There is a way in which that makes very captivating viewing. “Controlada,” the fourth episode of “Easy,” is entirely in Spanish, and climaxes — pun intended — with unexpected ruthlessness. “Vegan Cinderella,” the second episode, follows two young queer women who hook up at a concert, and their inevitable emotional rollercoaster of moving from crushing to dating. “Vegan Cinderella” is the first episode of the series that truly feels like Chicago, and when “Easy” locates that sense of place, it’s unnervingly atmospheric, from the perpetually gray days of midwinter to the unexpected beauty of Midwestern snowfall.

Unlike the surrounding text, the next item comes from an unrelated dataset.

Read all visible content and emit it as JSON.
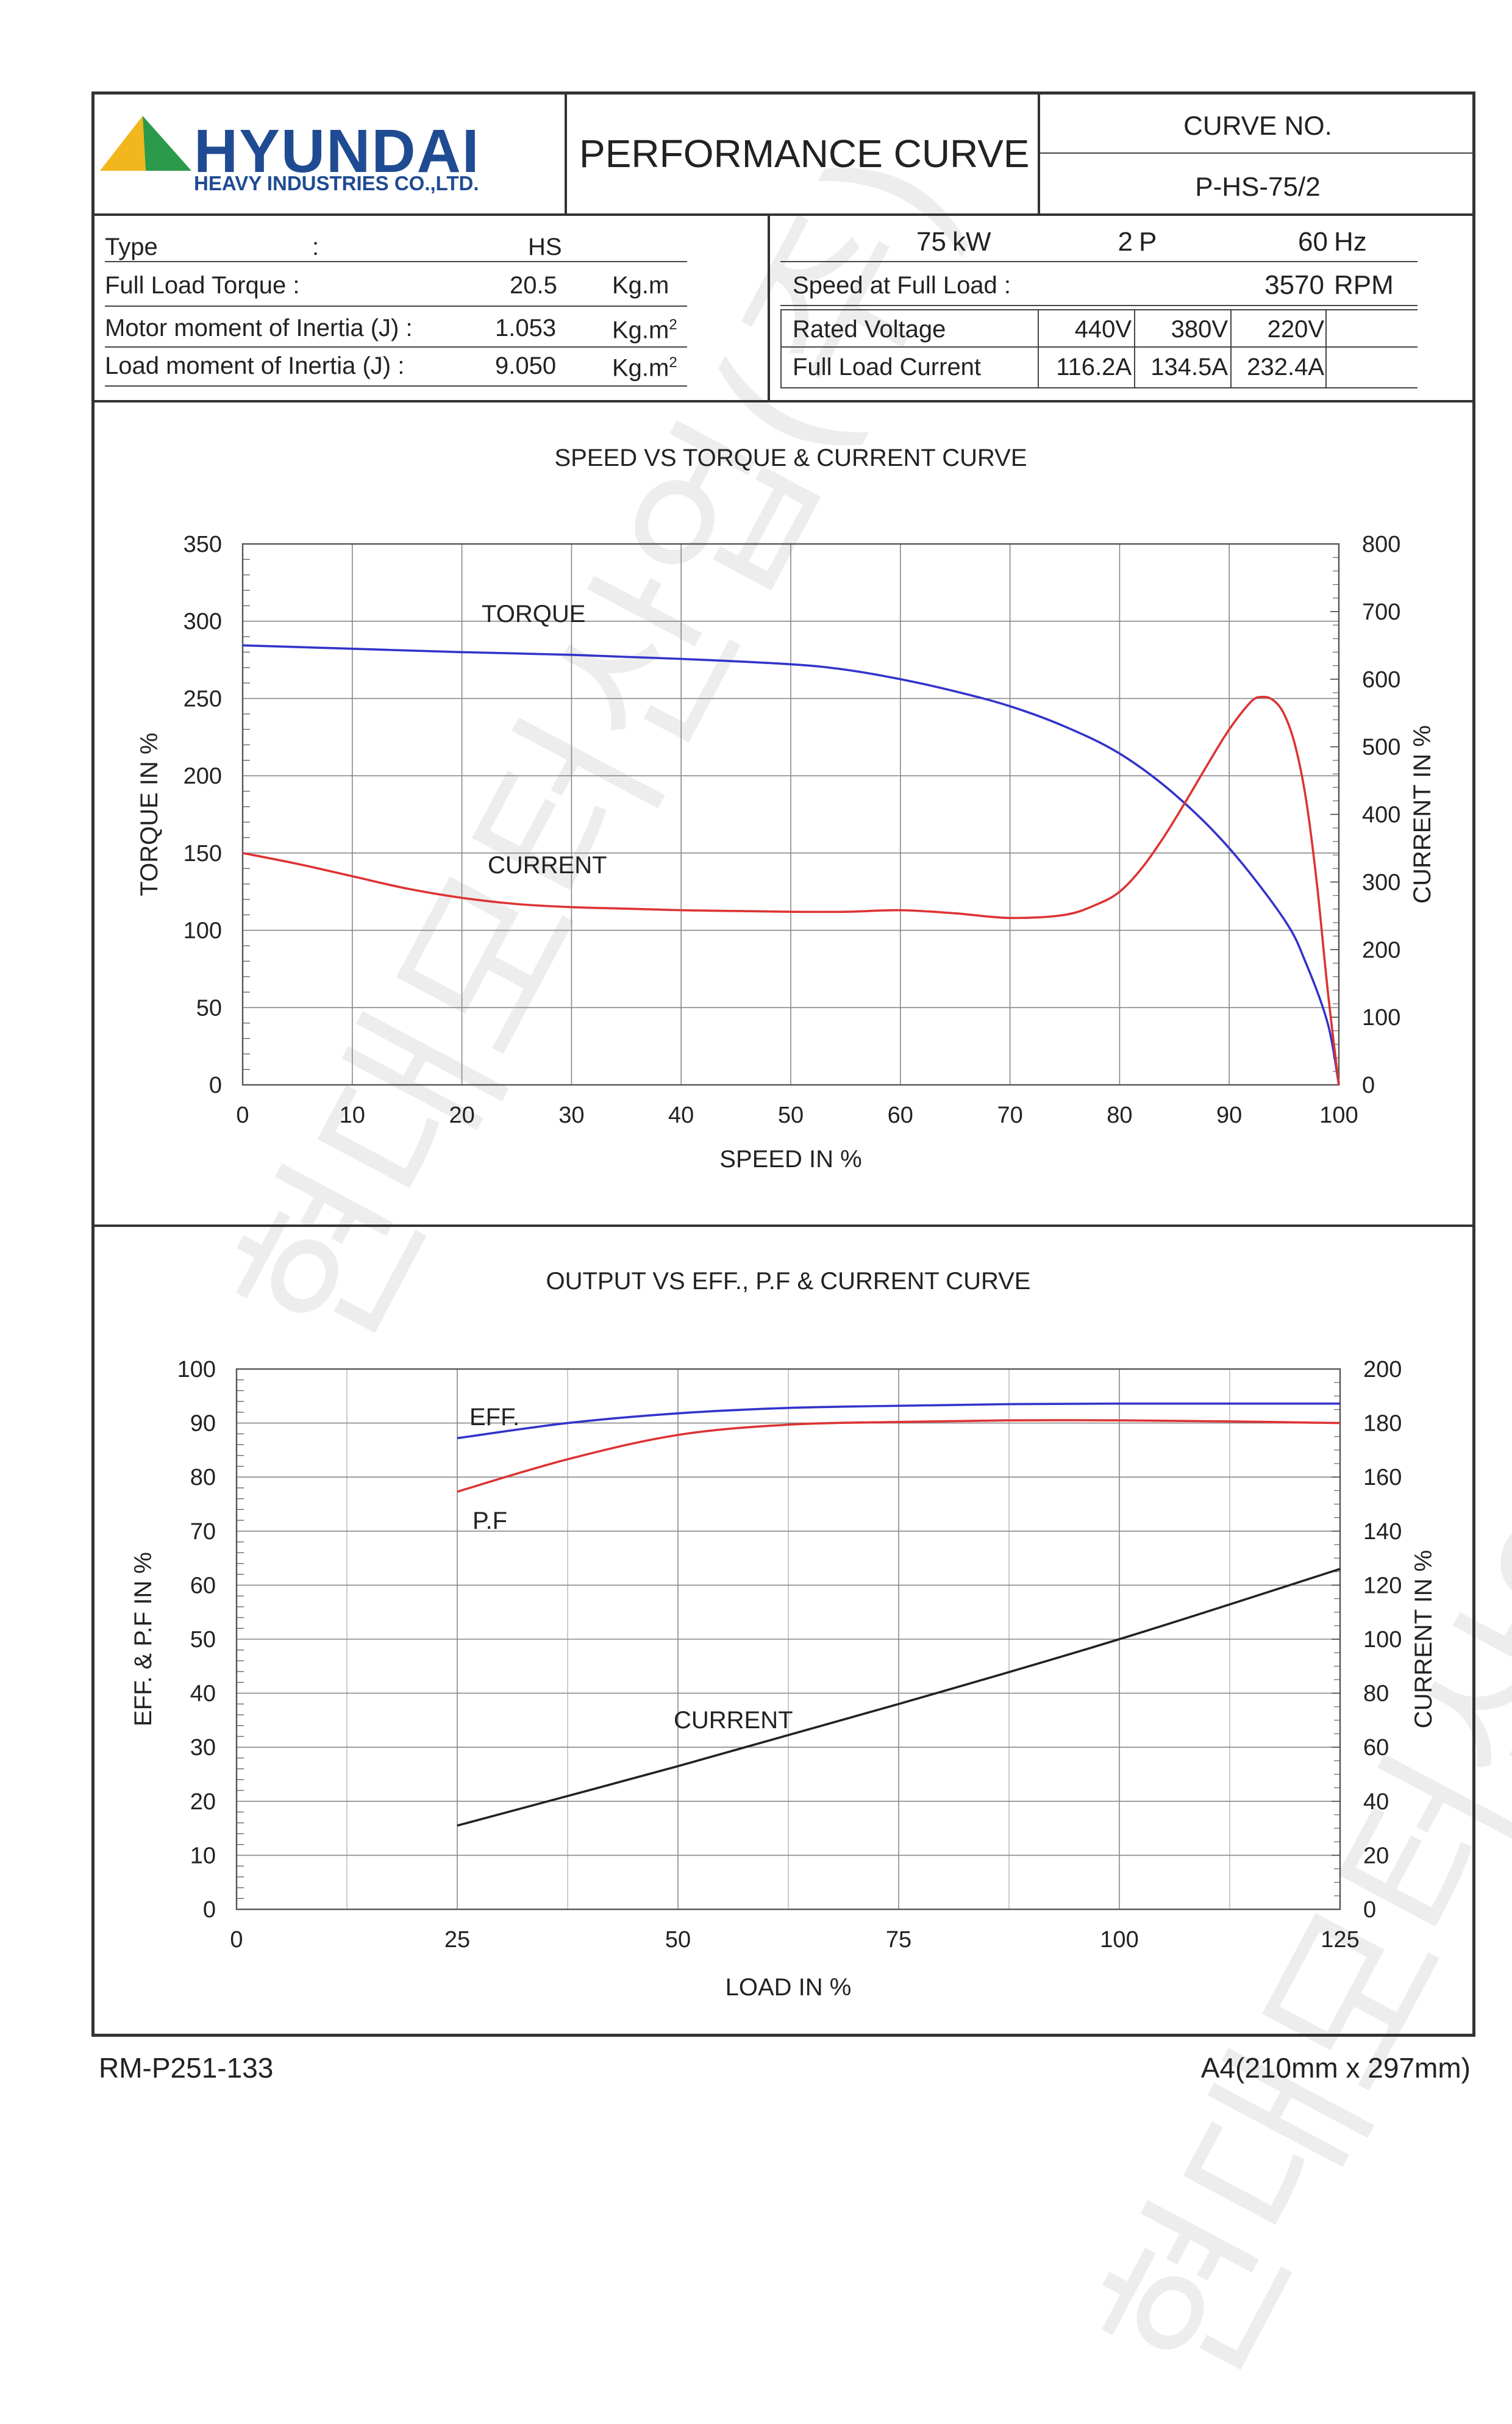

“Easy” is probably meant to indicate the sexual freedom of the show, which portrays sex with a loving, curious abandon that is its own special skill. But it also speaks to indicate Swanberg’s ease with this type of intimacy, and his ability to reproduce and/or update his style for the Netflix format. And yet one wishes that Swanberg had tried a bit harder to get out of his intimate, meandering comfort zone. It would be interesting to see what Swanberg would produce if he gave himself a more difficult challenge.